Notice that I have added a fieldname attribute as a reference to make the XML more humanly readable.

The Importer is pretty straightforward:

Example:

namespace Globalization
{
    using Sitecore.Data;
    using Sitecore.Data.Fields;
    using Sitecore.Data.Items;
    using Sitecore.Globalization;
    using Sitecore.Jobs;
    using Sitecore.Xml;
    using System.Collections.Generic;
    using System.Linq;
    using System.Xml;
    using Sitecore;
    public class CustomImporter
    {
        Database database;
        string filename;
        IEnumerable<Language> languages;
        public CustomImporter(
            Database database,
            IEnumerable<Language>  
            languages, 
            string filename
        )
        {
            this.database = database;
            this.languages = languages;
            this.filename = filename;
        }
        public void Run()
        {
            Job job = Context.Job;
            if (job == null)
                return;
            XmlNodeList phrases = 
                XmlUtil.LoadXmlFile(filename).
                SelectNodes(“/sitecore/phrase”);
            if (phrases == null)
                return;
            job.Status.Total = phrases.Count;
            foreach (XmlNode phrase in phrases)
            {
                ImportPhrase(phrase);
                ++job.Status.Processed;
            }
            job.Status.State = JobState.Finished;
        }
        public void ImportPhrase(XmlNode phrase)
        {
            var itemid = 
                ID.Parse(XmlUtil.GetAttribute("itemid", phrase));
            var fieldid = 
                ID.Parse(XmlUtil.GetAttribute("fieldid", phrase));
            Item item = database.GetItem(itemid);
            if (item == null)
                return;
            foreach (XmlNode childNode in phrase.ChildNodes)
            {
                var language = Language.Parse(childNode.LocalName);
                if (languages.Contains(language))
                {
                    Item languageItem = 
                        item.Database.GetItem(item.ID, language);
                    Field field = languageItem?.Fields[fieldid];
                    if (field != null && field.ShouldBeTranslated)
                    {
                        string value = XmlUtil.GetValue(childNode);
                        if (field.GetValue(false, false) != value)
                        {
                            languageItem.Editing.BeginEdit();
                            field.SetValue(value, true);
                            languageItem.Editing.EndEdit();
                        }
                    }
                }
            }
        }
    }
}

As you can see, once you have patched the language forms it is actually pretty simple to provide your own implementation of a language file format.

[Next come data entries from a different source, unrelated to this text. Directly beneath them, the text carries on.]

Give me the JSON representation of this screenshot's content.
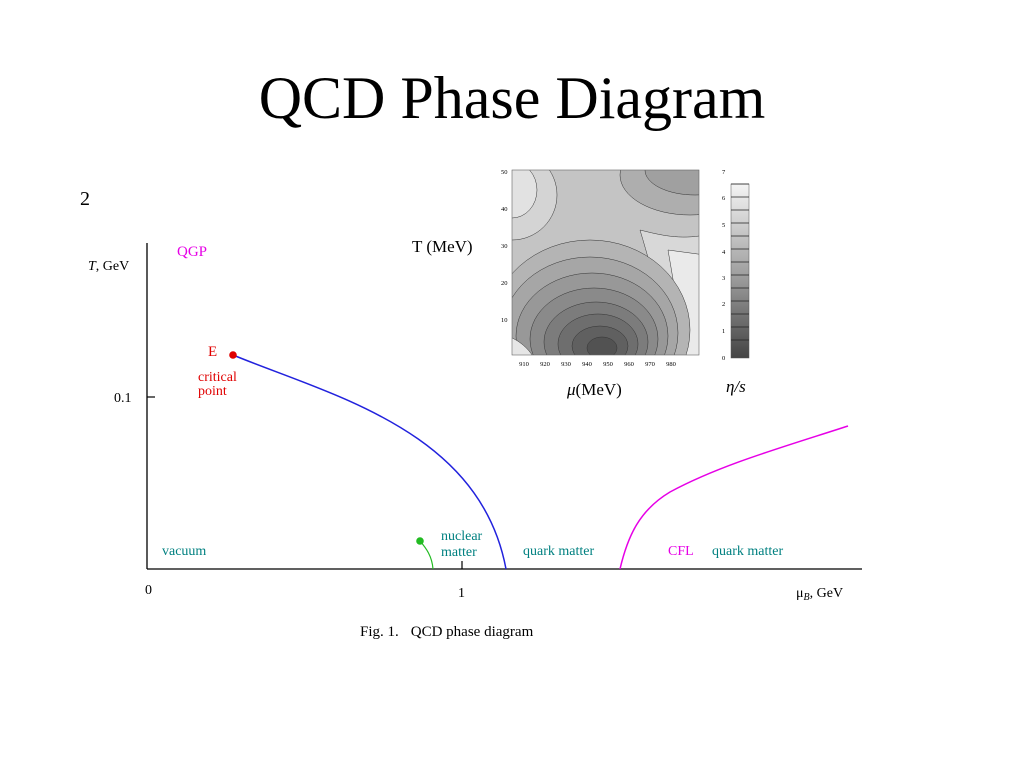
{
  "slide": {
    "title": "QCD Phase Diagram",
    "page_number": "2"
  },
  "main_diagram": {
    "y_axis_label_var": "T",
    "y_axis_label_unit": ", GeV",
    "y_tick_label": "0.1",
    "x_tick_zero": "0",
    "x_tick_one": "1",
    "x_axis_label_var": "μ",
    "x_axis_label_sub": "B",
    "x_axis_label_unit": ", GeV",
    "regions": {
      "qgp": "QGP",
      "vacuum": "vacuum",
      "nuclear_line1": "nuclear",
      "nuclear_line2": "matter",
      "quark_matter": "quark matter",
      "cfl": "CFL",
      "cfl_quark_matter": "quark matter"
    },
    "critical_point": {
      "letter": "E",
      "line1": "critical",
      "line2": "point"
    },
    "caption_fig": "Fig. 1.",
    "caption_text": "QCD phase diagram",
    "colors": {
      "qgp": "#e600e6",
      "critical": "#e00000",
      "teal": "#008080",
      "transition_line": "#2222dd",
      "cfl_line": "#e600e6",
      "nuclear_line": "#22bb22"
    }
  },
  "inset": {
    "y_label": "T (MeV)",
    "x_label_var": "μ",
    "x_label_unit": "(MeV)",
    "y_ticks": [
      "50",
      "40",
      "30",
      "20",
      "10"
    ],
    "x_ticks": [
      "910",
      "920",
      "930",
      "940",
      "950",
      "960",
      "970",
      "980"
    ],
    "colorbar_label": "η/s",
    "colorbar_ticks": [
      "7",
      "6",
      "5",
      "4",
      "3",
      "2",
      "1",
      "0"
    ]
  }
}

Notice that I am using the build-in property ShouldBeTranslated to determine which fields to include in the language file. This excludes most of the system fields but may be adjusted to suit your specific needs.

Translating content is often a rather complex task and developing a good routine is often paramount in order to get the job done — and properly. I hope this post has clarified to you how Sitecore can support this routine. And while language files may not be a silver bullet this is certainly an option that we use a lot.

Please note that the code examples have been written using Sitecore 9.0.2.